Nurse Mindy-Mandy stared off into space. "I can't believe it's been twenty-five years."

Twenty-five years. Brisling's heart rate monitor chimed once, a warning. "What's been twenty-five years?"

"Oh, sorry. College. My twenty-fifth reunion was in June. I got a bunch of emails, but I didn't go. I mean, who goes to college reunions?"

"Did you go to college here in Georgia?"

"Do I sound like I'm from Georgia? No, I went to a small liberal arts school in Oregon."

The monitor chimed again.

Brisling nodded at the folder still in Nurse Mindy-Mandy's hand. "Did she live in Oregon too?"

"Yeah. I remember my roommate's boyfriend whining about his mom blowing his inheritance on medical bills. Apparently, her third husband was in the hospital waiting for a heart transplant."

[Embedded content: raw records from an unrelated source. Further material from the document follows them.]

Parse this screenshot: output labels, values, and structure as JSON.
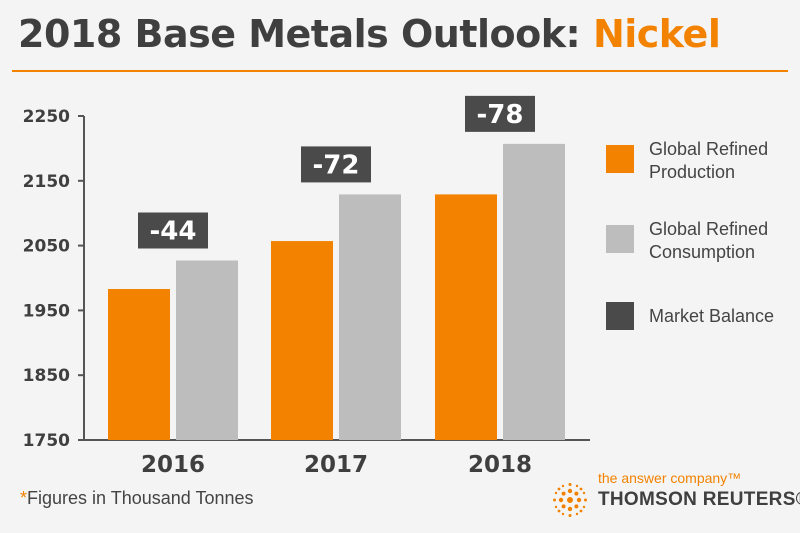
{
  "header": {
    "title_main": "2018 Base Metals Outlook:",
    "title_accent": "Nickel"
  },
  "colors": {
    "production": "#f28200",
    "consumption": "#bdbdbd",
    "balance": "#4a4a4a",
    "accent": "#f28200"
  },
  "chart_data": {
    "type": "bar",
    "title": "2018 Base Metals Outlook: Nickel",
    "categories": [
      "2016",
      "2017",
      "2018"
    ],
    "series": [
      {
        "name": "Global Refined Production",
        "values": [
          1983,
          2057,
          2129
        ]
      },
      {
        "name": "Global Refined Consumption",
        "values": [
          2027,
          2129,
          2207
        ]
      }
    ],
    "market_balance": {
      "name": "Market Balance",
      "values": [
        "-44",
        "-72",
        "-78"
      ]
    },
    "yticks": [
      "2250",
      "2150",
      "2050",
      "1950",
      "1850",
      "1750"
    ],
    "ylim": [
      1750,
      2250
    ],
    "grid": false,
    "legend_position": "right"
  },
  "footnote": {
    "star": "*",
    "text": "Figures in Thousand Tonnes"
  },
  "brand": {
    "tagline": "the answer company™",
    "name": "THOMSON REUTERS®",
    "logo_icon": "thomson-reuters-dot-logo-icon"
  }
}
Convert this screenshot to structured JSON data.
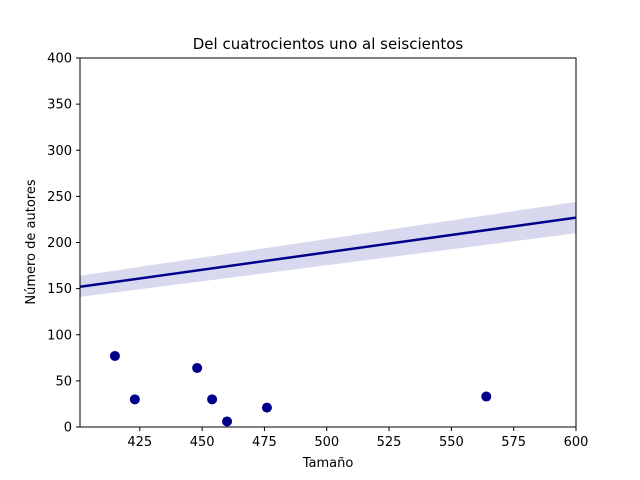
{
  "chart_data": {
    "type": "scatter",
    "title": "Del cuatrocientos uno al seiscientos",
    "xlabel": "Tamaño",
    "ylabel": "Número de autores",
    "xlim": [
      401,
      600
    ],
    "ylim": [
      0,
      400
    ],
    "x_ticks": [
      425,
      450,
      475,
      500,
      525,
      550,
      575,
      600
    ],
    "y_ticks": [
      0,
      50,
      100,
      150,
      200,
      250,
      300,
      350,
      400
    ],
    "grid": false,
    "points": [
      {
        "x": 415,
        "y": 77
      },
      {
        "x": 423,
        "y": 30
      },
      {
        "x": 448,
        "y": 64
      },
      {
        "x": 454,
        "y": 30
      },
      {
        "x": 460,
        "y": 6
      },
      {
        "x": 476,
        "y": 21
      },
      {
        "x": 564,
        "y": 33
      }
    ],
    "regression": {
      "x": [
        401,
        600
      ],
      "y": [
        152,
        227
      ],
      "lower": [
        141,
        210
      ],
      "upper": [
        164,
        244
      ]
    },
    "colors": {
      "points": "#00008b",
      "line": "#00008b",
      "band": "#d8d8ee"
    }
  }
}
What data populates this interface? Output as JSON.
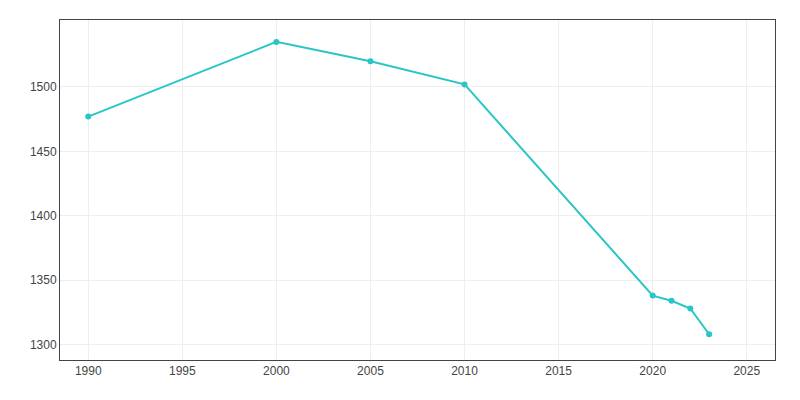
{
  "chart_data": {
    "type": "line",
    "x": [
      1990,
      2000,
      2005,
      2010,
      2020,
      2021,
      2022,
      2023
    ],
    "values": [
      1477,
      1535,
      1520,
      1502,
      1338,
      1334,
      1328,
      1308
    ],
    "color": "#2ac5c5",
    "marker": "circle",
    "xlim": [
      1988.5,
      2026.5
    ],
    "ylim": [
      1288,
      1552
    ],
    "xticks": [
      1990,
      1995,
      2000,
      2005,
      2010,
      2015,
      2020,
      2025
    ],
    "yticks": [
      1300,
      1350,
      1400,
      1450,
      1500
    ],
    "grid": true
  }
}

"Which hospital?" The telemetry monitor chimed repeatedly now, heart rate in the red. Nurse Mindy-Mandy hurried to Brisling's side with a small syringe in her hand.

"I said lie back down!"

He had not realized he was sitting.

"It's time for your beta-blocker."

Brisling lay back against the pillows. "Which hospital?"

She attached the syringe to the IV port. "Wherever they were doing transplants back then. University Hospital in Portland, I think."

She pushed the medicine into his veins. A coppery taste flashed in his mouth, and with it, a little twinge, a spark, a kindling fear. And in that moment, he knew. He knew exactly where JCAV had been released.